Вскоре он и пить бросил.
В мастерской закрылся. Полгода не выходил. Чего он там делал — никто не знает. Только, спустя полгода, все холсты изрезал, рамы переломал, а на стенах масляными красками нехорошие слова написал.
С тех пор кисти забросил. Стал, сволочь, по выставкам и мастерским ходить. Как увидит что-нибудь стоящее, так и уставится своими рысьими глазами. Час стоит, два, а потом злорадно так улыбнется одной стороной рта и молча прочь уходит, не прощаясь. Черный, желчный, брезгливый. Всю душу зависть ему спалила. Черной завистью он картины и портил.

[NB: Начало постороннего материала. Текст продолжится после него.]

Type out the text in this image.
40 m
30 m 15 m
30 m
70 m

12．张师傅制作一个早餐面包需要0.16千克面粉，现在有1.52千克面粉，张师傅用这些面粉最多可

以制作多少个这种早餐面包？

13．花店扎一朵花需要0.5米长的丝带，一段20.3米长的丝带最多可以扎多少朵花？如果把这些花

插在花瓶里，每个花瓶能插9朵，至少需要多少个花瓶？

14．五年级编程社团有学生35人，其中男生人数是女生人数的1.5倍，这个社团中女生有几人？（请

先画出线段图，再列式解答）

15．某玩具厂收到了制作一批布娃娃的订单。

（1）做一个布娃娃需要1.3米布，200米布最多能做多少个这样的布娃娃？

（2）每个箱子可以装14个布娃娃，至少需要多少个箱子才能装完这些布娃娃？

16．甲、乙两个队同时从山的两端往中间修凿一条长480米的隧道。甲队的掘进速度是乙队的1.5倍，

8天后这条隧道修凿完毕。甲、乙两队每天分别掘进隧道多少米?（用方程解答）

Заразная вещь, скажу я вам, эта зависть. Вот сидим мы за столом, выпиваем, а того и не знаем, что в кого-то из нас уже вселился Непьющий художник.
Все с тревожным интересом посмотрели на Полуоборотова. Бедняга вжал голову в плечи, сильно засмущался, хихикнул, и, побледнев, судорожно схватил бутылку, попытавшись опорожнить ее из горла. Совместными усилиями отняв напиток, художники потеряли интерес к Полуоборотову и обратили хмельные взоры на Дзе.

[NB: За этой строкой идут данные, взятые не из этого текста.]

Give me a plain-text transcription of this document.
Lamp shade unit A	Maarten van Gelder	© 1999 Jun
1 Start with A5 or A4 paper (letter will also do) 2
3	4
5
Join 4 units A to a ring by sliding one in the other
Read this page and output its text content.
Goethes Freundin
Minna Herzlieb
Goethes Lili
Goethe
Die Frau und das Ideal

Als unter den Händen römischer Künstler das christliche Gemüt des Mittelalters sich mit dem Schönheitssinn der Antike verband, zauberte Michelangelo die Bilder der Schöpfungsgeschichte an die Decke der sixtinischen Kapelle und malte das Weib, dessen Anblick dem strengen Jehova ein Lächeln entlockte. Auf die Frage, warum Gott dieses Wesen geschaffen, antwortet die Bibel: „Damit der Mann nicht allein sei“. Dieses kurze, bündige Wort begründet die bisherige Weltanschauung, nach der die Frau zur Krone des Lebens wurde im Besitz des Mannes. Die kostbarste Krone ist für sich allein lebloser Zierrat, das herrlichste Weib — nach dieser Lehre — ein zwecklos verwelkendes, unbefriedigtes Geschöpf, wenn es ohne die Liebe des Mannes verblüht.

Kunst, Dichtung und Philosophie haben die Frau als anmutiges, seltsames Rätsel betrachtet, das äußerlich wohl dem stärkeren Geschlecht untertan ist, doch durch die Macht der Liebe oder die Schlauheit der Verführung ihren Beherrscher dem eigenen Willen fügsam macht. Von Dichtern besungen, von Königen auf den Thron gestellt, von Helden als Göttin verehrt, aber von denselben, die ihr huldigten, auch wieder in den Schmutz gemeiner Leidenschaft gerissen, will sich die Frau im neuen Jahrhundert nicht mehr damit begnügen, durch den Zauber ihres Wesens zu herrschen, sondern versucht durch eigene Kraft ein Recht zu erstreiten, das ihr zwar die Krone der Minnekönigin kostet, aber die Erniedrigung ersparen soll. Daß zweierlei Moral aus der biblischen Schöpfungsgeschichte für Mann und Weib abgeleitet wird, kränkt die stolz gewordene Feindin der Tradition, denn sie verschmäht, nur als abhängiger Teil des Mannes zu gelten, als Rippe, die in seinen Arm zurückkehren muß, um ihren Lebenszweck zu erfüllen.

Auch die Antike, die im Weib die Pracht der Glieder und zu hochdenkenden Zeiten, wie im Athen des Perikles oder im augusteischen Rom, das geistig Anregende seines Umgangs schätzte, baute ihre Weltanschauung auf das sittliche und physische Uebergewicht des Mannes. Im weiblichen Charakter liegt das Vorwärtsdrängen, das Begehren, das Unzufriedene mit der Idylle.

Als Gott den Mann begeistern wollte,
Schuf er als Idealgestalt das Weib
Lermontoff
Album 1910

— Но главное не в том, что Непьющий художник хорошие картины портит. Хороших картин, слава богу, не так уж много. Беда в другом: стоит ему на какую-нибудь дрянь посмотреть — все от нее в восторг приходят. Картина в драку идет. По баснословной цене. Он же, сука, не отдельную картину, а настоящее искусство ставит целью загубить. Для этого нет лучше способа, чем дерьмо шедевром считать. Стоит себе в сторонке и ехидно так улыбается.
Вот и выходит, что очень многие не то что не боятся Непьющего художника, но всячески приваживают его, заманивают на выставки и в мастерские. Многим не прославиться без того, чтобы он их мазню не одобрил завистливым глазом.

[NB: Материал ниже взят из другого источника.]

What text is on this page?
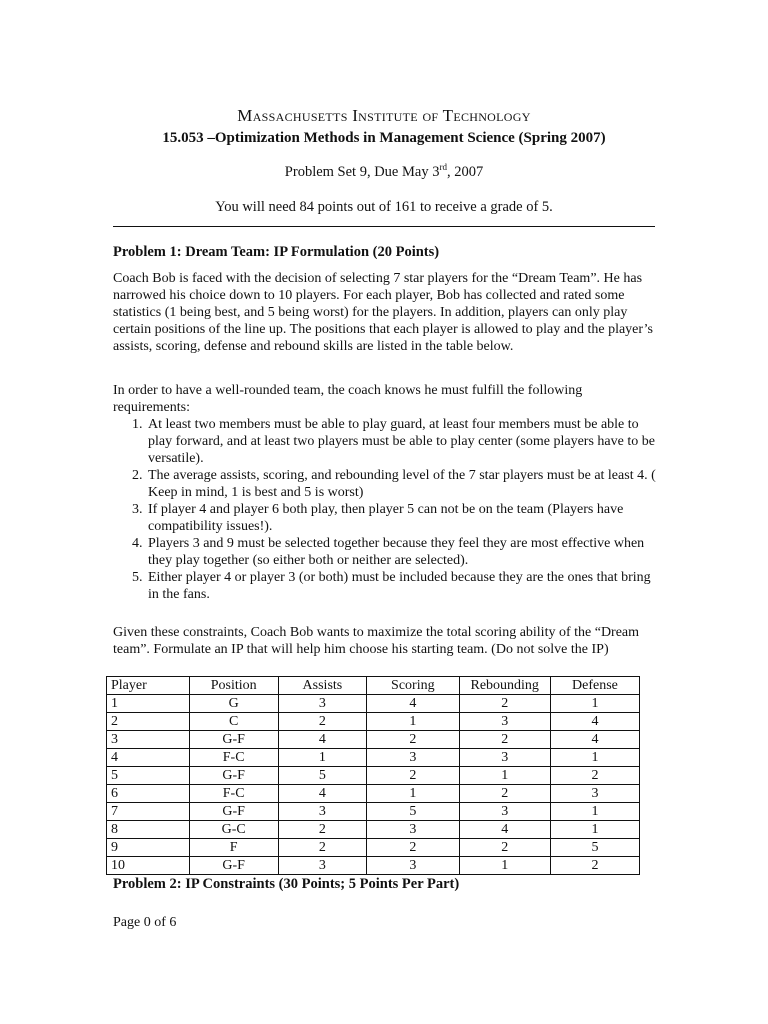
Massachusetts Institute of Technology
15.053 –Optimization Methods in Management Science (Spring 2007)
Problem Set 9, Due May 3rd, 2007
You will need 84 points out of 161 to receive a grade of 5.
Problem 1: Dream Team: IP Formulation (20 Points)
Coach Bob is faced with the decision of selecting 7 star players for the “Dream Team”. He has narrowed his choice down to 10 players. For each player, Bob has collected and rated some statistics (1 being best, and 5 being worst) for the players. In addition, players can only play certain positions of the line up. The positions that each player is allowed to play and the player’s assists, scoring, defense and rebound skills are listed in the table below.
In order to have a well-rounded team, the coach knows he must fulfill the following requirements:
1. At least two members must be able to play guard, at least four members must be able to play forward, and at least two players must be able to play center (some players have to be versatile).
2. The average assists, scoring, and rebounding level of the 7 star players must be at least 4. ( Keep in mind, 1 is best and 5 is worst)
3. If player 4 and player 6 both play, then player 5 can not be on the team (Players have compatibility issues!).
4. Players 3 and 9 must be selected together because they feel they are most effective when they play together (so either both or neither are selected).
5. Either player 4 or player 3 (or both) must be included because they are the ones that bring in the fans.
Given these constraints, Coach Bob wants to maximize the total scoring ability of the “Dream team”. Formulate an IP that will help him choose his starting team. (Do not solve the IP)
Player	Position	Assists	Scoring	Rebounding	Defense
1	G	3	4	2	1
2	C	2	1	3	4
3	G-F	4	2	2	4
4	F-C	1	3	3	1
5	G-F	5	2	1	2
6	F-C	4	1	2	3
7	G-F	3	5	3	1
8	G-C	2	3	4	1
9	F	2	2	2	5
10	G-F	3	3	1	2
Problem 2: IP Constraints (30 Points; 5 Points Per Part)
Page 0 of 6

Художники перестали жевать, потупили глаза и задумались.
На ледниково-голубых волнах круглого, отделанного мрамором бассейна, дико деформируясь, плясали их укутанные простынями отражения, потолок, дыбились и опадали, змеясь, отделанные деревом и ракушечником стены, прыгали, дробясь, огоньки светильников. Странные утробные звуки засасываемого вместе с водой воздуха тревожили тишину.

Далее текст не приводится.